Wednesday, November 14, 2012

Debate rages on 20 years after the X Case resolved nothing

In the 20 years since the X Case in Ireland, campaigns have repeatedly ignited over the need for Government to amend legislation to allow abortion when a mother's life is at risk.

The case resulted in a Supreme Court ruling that terminations should be lawful when a woman's life is in danger or she is at risk of suicide.

Despite the 1992 ruling, no legislation has been introduced to allow abortion to protect the mother's life.

An estimated 4,200 women travel from the Republic to Britain and other European countries each year to end a pregnancy.

Abortion was outlawed in 1861 and over the last 30 years there have been three referendums on what is one of the most contentious issues in Irish society.

In 1983 voters backed proposals to recognise that a mother and unborn child have equal right to life and since 2002 women have had the right to travel outside the state for a termination and the right to information on abortion, following other votes.

The issue sparked further debate this year when four women went public with harrowing stories of how they travelled abroad for a termination following diagnoses of fatal foetal abnormalities.

Now the tragic death of Savita Halappanavar, 31, has again triggered controversy.

Coincidentally, a 14-member expert group last night reported back to Health Minister James Reilly on the X Case and the implications of a 2010 European Court of Human Rights ruling on Irish abortion law, which found the state violated the rights of a woman with cancer who was forced to travel abroad to terminate her pregnancy.

The X Case centred on a 14-year-old girl who had been raped and became pregnant. 

The Attorney General asked the courts to impose a travel ban on the teenager which the 
Supreme Court later overturned because of her suicide risk.

The girl had a miscarriage before she was able to have the pregnancy terminated.

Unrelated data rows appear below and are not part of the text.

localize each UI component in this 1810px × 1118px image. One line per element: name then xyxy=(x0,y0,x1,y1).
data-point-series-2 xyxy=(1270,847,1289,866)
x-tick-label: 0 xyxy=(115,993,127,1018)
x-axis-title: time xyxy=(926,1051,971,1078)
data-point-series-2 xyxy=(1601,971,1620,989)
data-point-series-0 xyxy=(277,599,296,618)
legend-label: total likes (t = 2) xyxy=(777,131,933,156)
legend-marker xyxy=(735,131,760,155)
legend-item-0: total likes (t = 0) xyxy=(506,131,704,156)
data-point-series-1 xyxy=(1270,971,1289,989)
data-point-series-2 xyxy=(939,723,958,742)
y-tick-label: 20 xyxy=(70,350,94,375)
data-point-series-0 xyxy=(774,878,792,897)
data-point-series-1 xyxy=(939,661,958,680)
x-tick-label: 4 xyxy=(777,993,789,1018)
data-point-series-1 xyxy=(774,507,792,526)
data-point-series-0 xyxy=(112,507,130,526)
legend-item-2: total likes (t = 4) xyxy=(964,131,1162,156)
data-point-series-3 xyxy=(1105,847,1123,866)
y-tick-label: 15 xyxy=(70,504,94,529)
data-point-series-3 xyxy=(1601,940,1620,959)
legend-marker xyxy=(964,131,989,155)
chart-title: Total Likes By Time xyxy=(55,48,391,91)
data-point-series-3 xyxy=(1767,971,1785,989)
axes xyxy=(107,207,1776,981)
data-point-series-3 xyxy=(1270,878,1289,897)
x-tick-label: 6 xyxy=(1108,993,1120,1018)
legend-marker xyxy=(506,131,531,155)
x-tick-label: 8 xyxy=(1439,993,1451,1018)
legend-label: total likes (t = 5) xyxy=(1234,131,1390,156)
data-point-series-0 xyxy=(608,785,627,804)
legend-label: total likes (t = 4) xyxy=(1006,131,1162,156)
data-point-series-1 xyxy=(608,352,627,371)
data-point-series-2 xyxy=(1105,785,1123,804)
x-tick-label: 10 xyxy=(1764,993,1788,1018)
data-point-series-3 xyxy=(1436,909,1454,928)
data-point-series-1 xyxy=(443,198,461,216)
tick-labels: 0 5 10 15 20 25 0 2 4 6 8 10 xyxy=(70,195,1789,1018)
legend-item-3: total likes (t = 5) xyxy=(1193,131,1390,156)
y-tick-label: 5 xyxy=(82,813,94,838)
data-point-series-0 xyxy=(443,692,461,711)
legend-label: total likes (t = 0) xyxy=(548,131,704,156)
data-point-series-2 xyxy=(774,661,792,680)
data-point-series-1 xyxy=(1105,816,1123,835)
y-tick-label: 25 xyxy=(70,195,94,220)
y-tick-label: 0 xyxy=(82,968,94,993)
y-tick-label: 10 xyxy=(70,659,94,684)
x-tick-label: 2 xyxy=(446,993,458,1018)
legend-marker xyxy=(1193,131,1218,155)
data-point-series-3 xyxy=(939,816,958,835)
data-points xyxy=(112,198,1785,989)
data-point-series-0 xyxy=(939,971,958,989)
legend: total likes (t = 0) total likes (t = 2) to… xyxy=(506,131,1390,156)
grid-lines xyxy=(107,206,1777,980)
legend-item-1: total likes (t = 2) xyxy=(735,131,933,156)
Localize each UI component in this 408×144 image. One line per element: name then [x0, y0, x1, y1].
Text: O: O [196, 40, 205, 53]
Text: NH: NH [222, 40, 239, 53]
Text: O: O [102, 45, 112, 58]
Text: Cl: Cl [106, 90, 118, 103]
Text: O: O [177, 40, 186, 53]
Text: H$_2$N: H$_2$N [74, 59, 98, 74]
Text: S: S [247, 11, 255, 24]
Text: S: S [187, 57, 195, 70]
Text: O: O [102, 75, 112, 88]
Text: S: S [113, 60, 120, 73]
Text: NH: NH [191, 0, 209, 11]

To coincide with the February anniversary of the case, left-wing TDs in the Dail parliament, Clare Daly, Joan Collins and Mick Wallace, put forward a Private Members' Bill to finally legislate on the X Case.

It was rejected by 109 votes to 20, with Labour TDs among those to vote against it despite the party's pro-choice stance.

Meanwhile, the North's first private abortion clinic opened in Belfast in October.